一方の鶴橋監督は、阿部の演技や魅力をどう見ていたか? 「俺は生きていないだろうけど、この先、彼は笠智衆さんみたいになっていくんだろうな。クソがつくくらい真面目で、勉強熱心だ。応用力もある。だから、楽な仕事をさせてもらった。彼には、ヒントだけ言っておけばよかった。後半の殿に諌言する庭のシーンではスタッフが泣いているんです。これは阿部さんの演技の勝利です。愚直な侍がひと夏の江戸探検でどんどん色っぽくなって、最後は怒りだけで生きられるようになる。出ずっぱりだけども、見ていてまったく飽きなかった」と褒め称えた。

この大学の先輩でもある名匠の大絶賛には、阿部も照れ笑い。「いやぁ、プレッシャーかけないでくださいよ。これを励みに、頑張りたいと思います。なにせ、ここまで30年かけて、やってきたことですから、自分なりに丁寧に、抑えながら演じました。監督は『のびのびやってくれ』とおっしゃってくれましたけど、面白くやってしまうので、監督と相談しました」と話した。

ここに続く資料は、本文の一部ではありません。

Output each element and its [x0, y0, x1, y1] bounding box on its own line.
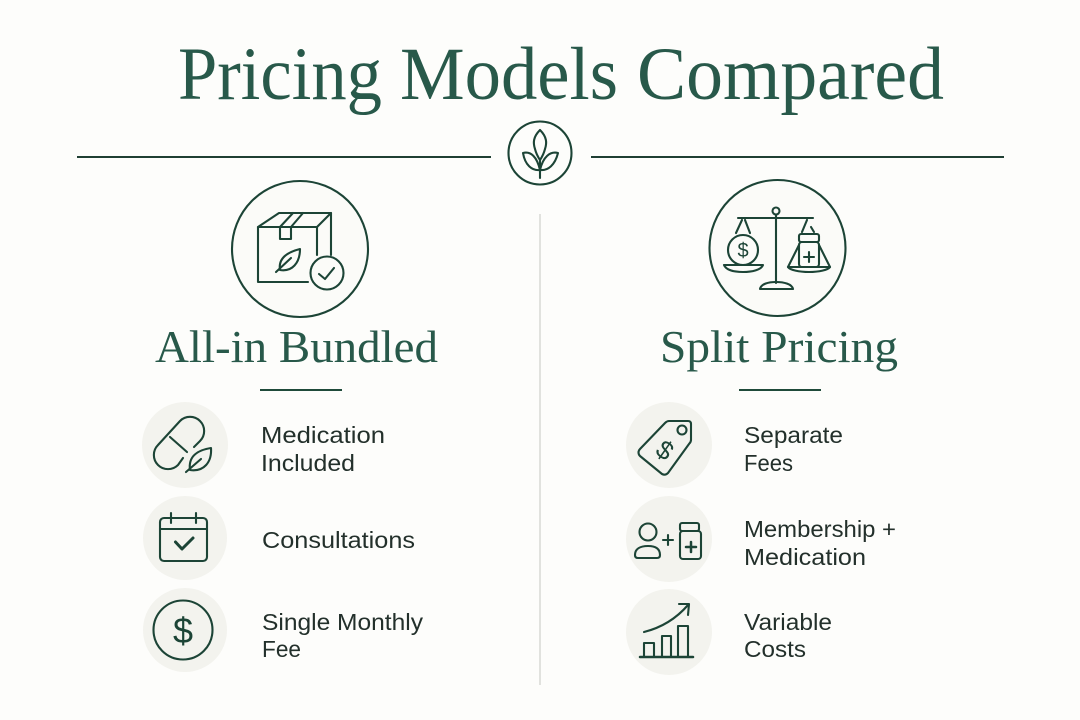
header divider with leaf emblem: [77, 122, 1004, 184]
item: separate fees: [626, 402, 843, 488]
icon: sprout emblem: [508, 122, 572, 184]
centre column divider: [539, 214, 541, 685]
icon: balance scale: $: [737, 240, 749, 262]
item: medication included: Medication: [261, 422, 385, 448]
item: single monthly fee: Fee: [262, 636, 301, 662]
item: medication included: Included: [261, 450, 355, 476]
item: variable costs: Variable: [744, 609, 832, 635]
item: separate fees: Separate: [744, 422, 843, 448]
item: separate fees: $: [650, 434, 680, 467]
item: variable costs: Costs: [744, 636, 806, 662]
item: single monthly fee: $: [173, 610, 193, 651]
title: Models: [400, 33, 618, 116]
title: Compared: [637, 33, 944, 116]
item: membership + medication: Membership +: [744, 516, 896, 542]
item: membership + medication: Medication: [744, 544, 866, 570]
icon: box with leaf and check: [232, 181, 368, 317]
item: membership + medication: [626, 496, 896, 582]
item: variable costs: [626, 589, 832, 675]
item: separate fees: Fees: [744, 450, 793, 476]
item: single monthly fee: Single Monthly: [262, 609, 424, 635]
title: Pricing: [178, 33, 382, 116]
panel: split pricing: [626, 180, 898, 675]
item: consultations: [143, 496, 415, 580]
icon: balance scale: [710, 180, 846, 316]
heading: all-in bundled: All-in Bundled: [155, 321, 438, 372]
panel: all-in bundled: [142, 181, 438, 672]
item: medication included: [142, 402, 385, 488]
item: consultations: Consultations: [262, 527, 415, 553]
heading: split pricing: Split Pricing: [660, 321, 898, 372]
item: single monthly fee: [143, 588, 424, 672]
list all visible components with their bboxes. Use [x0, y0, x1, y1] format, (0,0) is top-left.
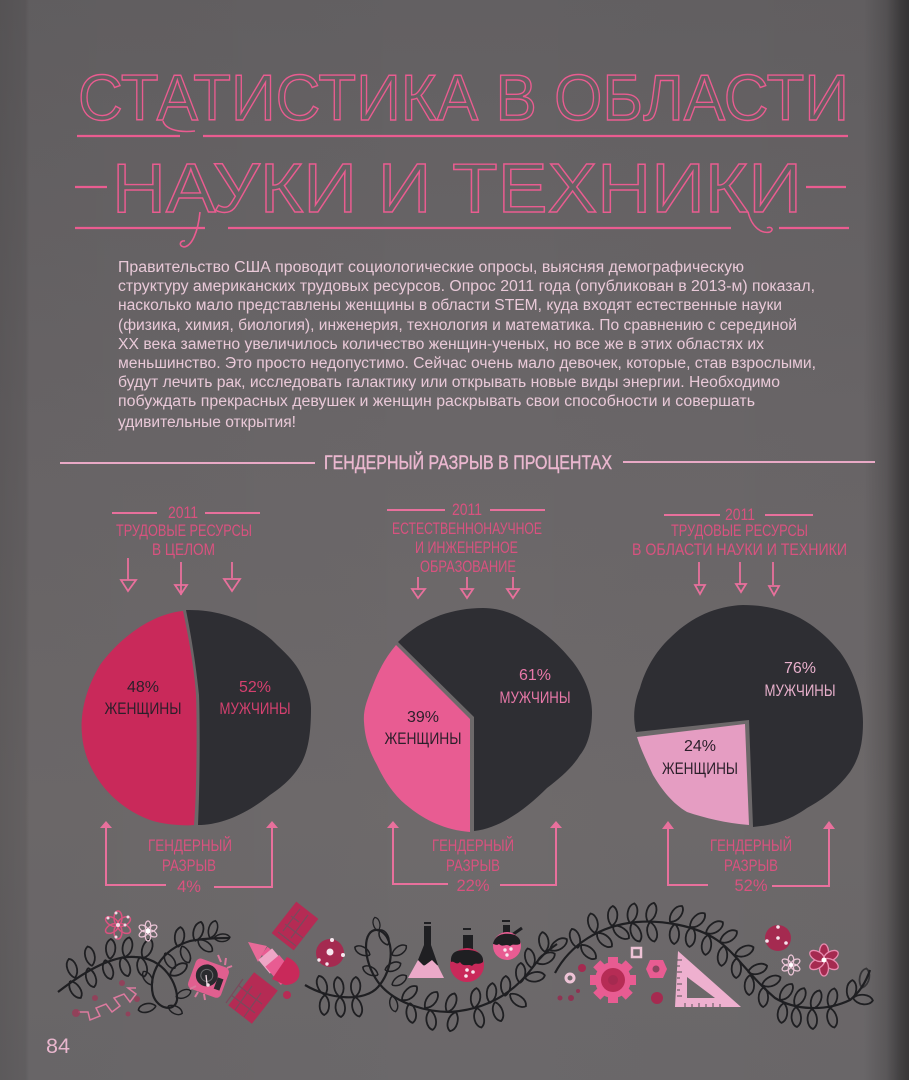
arrows down [695, 562, 779, 595]
slice: men 52% [186, 610, 311, 825]
intro paragraph: меньшинство. Это просто недопустимо. Сейчас очень мало девочек, которые, став взрослыми, [118, 355, 816, 372]
icon: flask round [450, 928, 484, 982]
label: women: 39% [407, 709, 439, 726]
gender gap 3 [662, 821, 835, 895]
gender gap 1: 4% [177, 878, 201, 896]
label: men [764, 660, 836, 700]
label: men: МУЖЧИНЫ [500, 688, 570, 707]
slice: women 48% [82, 611, 197, 825]
title rules and swashes [75, 121, 849, 247]
gender gap 2 [387, 821, 562, 895]
intro paragraph: Правительство США проводит социологические опросы, выясняя демографическую [118, 259, 744, 276]
column 3 header: ТРУДОВЫЕ РЕСУРСЫ [671, 522, 808, 540]
label: men: 76% [784, 660, 816, 677]
pie chart 2 [364, 608, 592, 832]
label: women: 48% [127, 679, 159, 696]
column 3 header [632, 506, 847, 595]
column 2 header: 2011 [452, 501, 482, 519]
label: men: 52% [239, 679, 271, 696]
intro paragraph: насколько мало представлены женщины в области STEM, куда входят естественные науки [118, 297, 782, 314]
column 1 header: 2011 [168, 504, 198, 522]
icon: circuit [72, 980, 140, 1020]
bracket arrows [100, 821, 278, 887]
gender gap 3: ГЕНДЕРНЫЙ [710, 836, 792, 855]
icon: record player [187, 955, 232, 1000]
gender gap 1 [100, 821, 278, 896]
column 3 header: 2011 [725, 506, 755, 524]
intro paragraph: удивительные открытия! [118, 414, 296, 431]
label: women [104, 679, 182, 718]
icon: atom cluster middle [316, 938, 345, 967]
title [75, 61, 849, 247]
label: men [220, 679, 290, 718]
icon: flowers right [765, 925, 840, 976]
label: women: ЖЕНЩИНЫ [104, 699, 182, 718]
column 1 header [112, 504, 260, 595]
intro paragraph: структуру американских трудовых ресурсов. Опрос 2011 года (опубликован в 2013-м) показал, [118, 278, 815, 295]
label: women: 24% [684, 738, 716, 755]
gender gap 2: 22% [456, 877, 490, 895]
label: men [500, 667, 570, 707]
column 1 header: ТРУДОВЫЕ РЕСУРСЫ [116, 522, 252, 540]
decorative branch left [58, 920, 230, 1017]
label: women [662, 738, 738, 778]
intro paragraph: XX века заметно увеличилось количество женщин-ученых, но все же в этих областях их [118, 336, 764, 353]
column 2 header: И ИНЖЕНЕРНОЕ [415, 539, 518, 557]
gender gap 1: РАЗРЫВ [162, 857, 216, 875]
title line 2: НАУКИ И ТЕХНИКИ [112, 149, 802, 227]
gender gap 3: 52% [734, 877, 768, 895]
page number: 84 [46, 1035, 70, 1058]
bracket arrows [662, 821, 835, 886]
icon: set square [675, 951, 741, 1007]
column 2 header: ОБРАЗОВАНИЕ [420, 558, 516, 576]
column 3 header: В ОБЛАСТИ НАУКИ И ТЕХНИКИ [632, 541, 847, 559]
slice: women 39% [364, 645, 470, 832]
pie chart 3 [634, 605, 863, 827]
gender gap 2: ГЕНДЕРНЫЙ [432, 836, 514, 855]
icon: nuts and bolts [558, 948, 667, 1004]
slice: men 61% [398, 608, 592, 831]
arrows down [121, 558, 240, 595]
icon: flowers left [104, 911, 158, 941]
pie chart 1 [82, 610, 311, 825]
column 1 header: В ЦЕЛОМ [152, 541, 215, 559]
icon: satellite [226, 902, 318, 1024]
slice: men 76% [634, 605, 863, 827]
label: women [384, 709, 462, 748]
decorative branch right [555, 901, 874, 1029]
arrows down [412, 577, 519, 598]
intro paragraph: (физика, химия, биология), инженерия, технология и математика. По сравнению с серединой [118, 317, 797, 334]
label: men: МУЖЧИНЫ [220, 699, 290, 718]
column 2 header [387, 501, 545, 598]
gender gap 2: РАЗРЫВ [446, 857, 500, 875]
label: men: 61% [519, 667, 551, 684]
bracket arrows [387, 821, 562, 885]
slice: women 24% [637, 724, 749, 825]
title line 1: СТАТИСТИКА В ОБЛАСТИ [78, 61, 849, 134]
gender gap 1: ГЕНДЕРНЫЙ [148, 836, 232, 855]
decorative branch middle [305, 917, 570, 1033]
intro paragraph [118, 259, 816, 431]
label: men: МУЖЧИНЫ [764, 681, 836, 700]
column 2 header: ЕСТЕСТВЕННОНАУЧНОЕ [392, 520, 542, 538]
icon: gear [590, 957, 636, 1003]
label: women: ЖЕНЩИНЫ [384, 729, 462, 748]
icon: flask triangular [408, 922, 444, 978]
gender gap 3: РАЗРЫВ [724, 857, 778, 875]
section heading: ГЕНДЕРНЫЙ РАЗРЫВ В ПРОЦЕНТАХ [324, 452, 612, 474]
label: women: ЖЕНЩИНЫ [662, 759, 738, 778]
intro paragraph: будут лечить рак, исследовать галактику или открывать новые виды энергии. Необходимо [118, 374, 780, 391]
intro paragraph: побуждать прекрасных девушек и женщин раскрывать свои способности и совершать [118, 393, 755, 410]
icon: flask tilted [493, 920, 522, 960]
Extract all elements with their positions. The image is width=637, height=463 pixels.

鶴橋監督は「よく、ここまで(の完成度まで)来られたよね。気分が高揚していて、うれしくて仕方がない。これで、この作品は俺の手から離れて観客の評価を受けることになる。彼と覚悟を分かち合って生きてきた『のみとり侍』が、大きな怪物に化けてくれればいいのだが……」と期待する。阿部には「次に何をやるかを考えてくれ。俺も考える。阿部ちゃんがびっくりするような役をエントリーしたい。その前に、これを当てないとな。見捨てられるからね」。最後はまろやかな低音を響かせ、豪快に笑ってみせた。

「のみとり侍」は5月18日、公開される。